Because most students applied to more than one school but could accept only one invitation, additional seats opened up after the acceptance period ended. Schools began calling students on their waiting lists in mid December to offer them the seats that had become available.
At the Center for the Arts and International Studies at Perkins Elementary, where 642 students vied for 70 seats, only a few additional seats opened up, program secretary Nancy Gaesser said. More than 400 children are still on the school's wait list. Virtually all of those who dropped away accepted seats elsewhere, Gaesser said.
Only five of the approximately 200 children who were on the kindergarten wait list were called after the list began to move. Two of the five who were offered seats didn't understand they had to call back, Gaesser said. Those seats were offered to the next two children on the list.
A few seats may still become available because some families who accepted seats will decide to make another choice or will move, Gaesser said, but she predicted little movement between now and the start of the next school year.
Mary Reed, data prep clerk at Pasadena Fundamental Middle School, was able to invite about 20 more students when the wait list began to move. Most of them decided to accept the seats, although two or three decided to take offers from other schools, Reed said.
Like most schools, Pasadena Fundamental gave parents several chances to respond.

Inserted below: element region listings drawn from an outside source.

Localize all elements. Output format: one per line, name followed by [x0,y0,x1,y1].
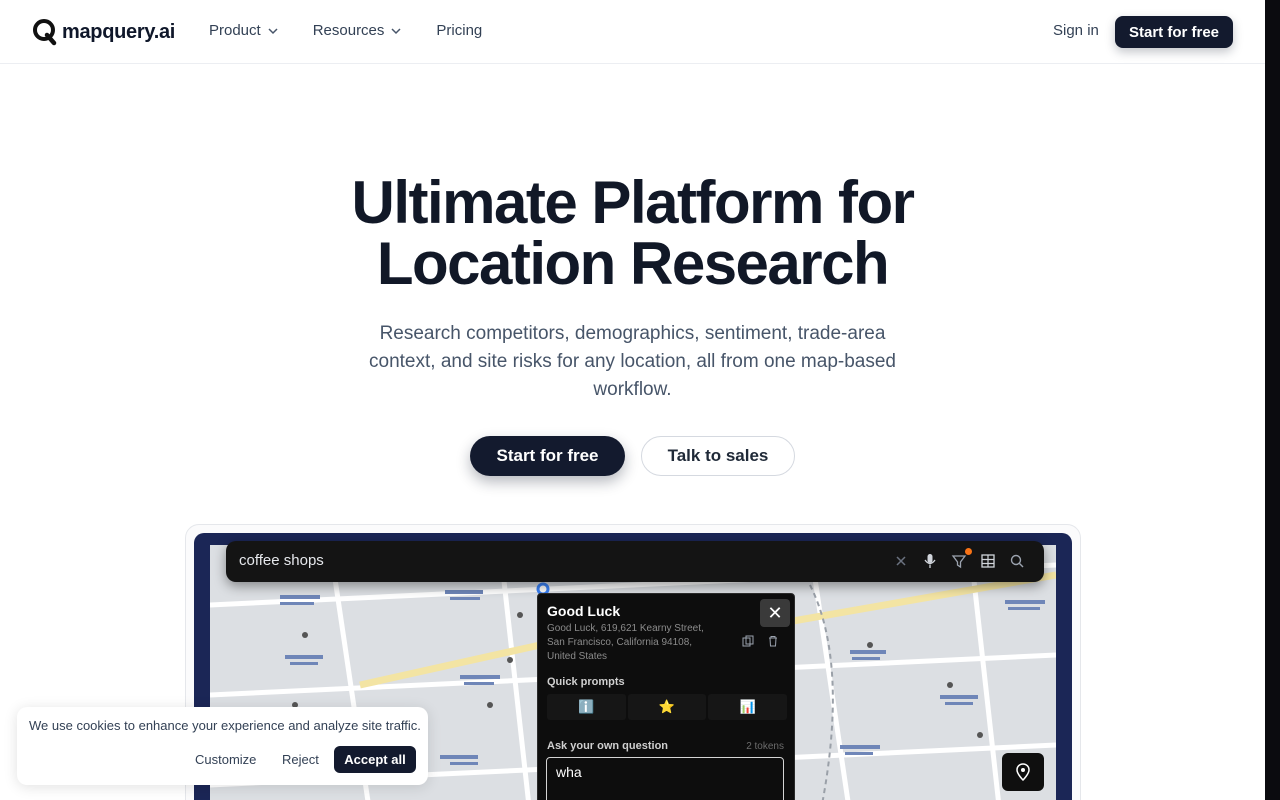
nav-product[interactable]: Product [209,22,279,39]
map-search-input[interactable]: coffee shops [239,552,324,569]
filter-icon[interactable] [951,553,967,569]
nav-resources-label: Resources [312,22,385,39]
table-icon[interactable] [980,553,996,569]
quick-prompt-chart[interactable]: 📊 [708,694,788,720]
place-title: Good Luck [547,603,621,619]
main-nav: Product Resources Pricing [209,22,482,39]
nav-pricing-label: Pricing [436,22,483,39]
close-popup-button[interactable]: ✕ [760,599,790,627]
hero-title-line-2: Location Research [376,230,890,297]
copy-icon[interactable] [742,635,754,647]
cookie-reject-button[interactable]: Reject [282,746,319,773]
map-pin-icon [1016,763,1030,781]
hero-title-line-1: Ultimate Platform for [351,169,915,236]
logo-icon [33,19,57,46]
place-popup: Good Luck Good Luck, 619,621 Kearny Stre… [537,593,795,800]
cookie-message: We use cookies to enhance your experienc… [29,718,421,733]
talk-to-sales-button[interactable]: Talk to sales [641,436,795,476]
quick-prompts-label: Quick prompts [547,676,625,688]
clear-icon[interactable] [893,553,909,569]
map-search-bar[interactable]: coffee shops [226,541,1044,582]
nav-product-label: Product [209,22,261,39]
cookie-accept-button[interactable]: Accept all [334,746,416,773]
tokens-count: 2 tokens [746,741,784,752]
nav-pricing[interactable]: Pricing [436,22,482,39]
site-header: mapquery.ai Product Resources Pricing Si… [0,0,1265,64]
chevron-down-icon [391,27,401,34]
ask-question-label: Ask your own question [547,740,669,752]
quick-prompt-star[interactable]: ⭐ [627,694,707,720]
microphone-icon[interactable] [922,553,938,569]
brand-logo[interactable]: mapquery.ai [32,16,175,48]
ask-question-input[interactable]: wha [546,757,784,800]
cookie-banner: We use cookies to enhance your experienc… [17,707,428,785]
nav-resources[interactable]: Resources [313,22,403,39]
quick-prompt-info[interactable]: ℹ️ [547,694,626,720]
sign-in-link[interactable]: Sign in [1053,22,1099,39]
window-edge [1265,0,1280,800]
place-address: Good Luck, 619,621 Kearny Street, San Fr… [547,623,704,662]
hero-subtitle: Research competitors, demographics, sent… [369,323,896,400]
locate-button[interactable] [1002,753,1044,791]
start-free-button[interactable]: Start for free [470,436,625,476]
hero-title: Ultimate Platform for Location Research [0,172,1265,294]
filter-badge [965,548,972,555]
chevron-down-icon [268,27,278,34]
search-icon[interactable] [1009,553,1025,569]
quick-prompts-row: ℹ️ ⭐ 📊 [547,694,788,720]
header-start-free-button[interactable]: Start for free [1115,16,1233,48]
trash-icon[interactable] [767,635,779,647]
brand-name: mapquery.ai [62,20,176,43]
hero-cta-row: Start for free Talk to sales [470,436,795,476]
cookie-customize-button[interactable]: Customize [195,746,256,773]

"We'll try at various times of the day to reach the family," Reed said. "We even try the child's current school to see if the family has a different number. We'll try to touch all bases before we go on to the next person."
Elementary and middle school students stay on wait lists for one year. Because of the intensity of the programs, students stay on high school wait lists until the 11th day of the second semester.
Unlike the elementary and middle school programs, where the wait lists move very slowly, many high school programs clear their lists before the new school year begins. Dee Colon, program secretary at the Center for Advanced Technologies at Lakewood High, said the school exhausted its wait list before the holidays.
A few seats are still available and the school is accepting late applications. Some of the late applicants will be invited to occupy the open seats, Colon said.
Thirty-eight students continue to wait for seats in the International Baccalaureate program at St. Petersburg High. The school has two wait lists, one for students who meet the program's requirements, and one for students on the cusp. Ten percent of students in the second group are invited, program secretary Elaine Schmidt said.
There is a good chance all eligible students will get seats before August because some students currently attending private schools who already were offered seats may decide to attend private high schools, Schmidt said. Other students may still be called off wait lists at other schools and may opt to take those seats instead.
All of the schools are hurrying to fill their available seats prior to the next step in the student assignment process: the random computer match for attendance area schools, scheduled to take place later this month.
"We want as many students assigned to the countywide programs as possible before they do that," said Christine Lowry, the district's director of magnet and fundamental programs. She explained that a student's choice application is deleted from the system when he or she accepts a magnet or fundamental seat.
She encouraged parents who have not received a call to not give up hope. "There's that real flurry of activity right before the holidays after the acceptance period ends," she said. "You'll see another flurry near the summer when families decide they're moving, and then you'll see another one at the beginning of the school year."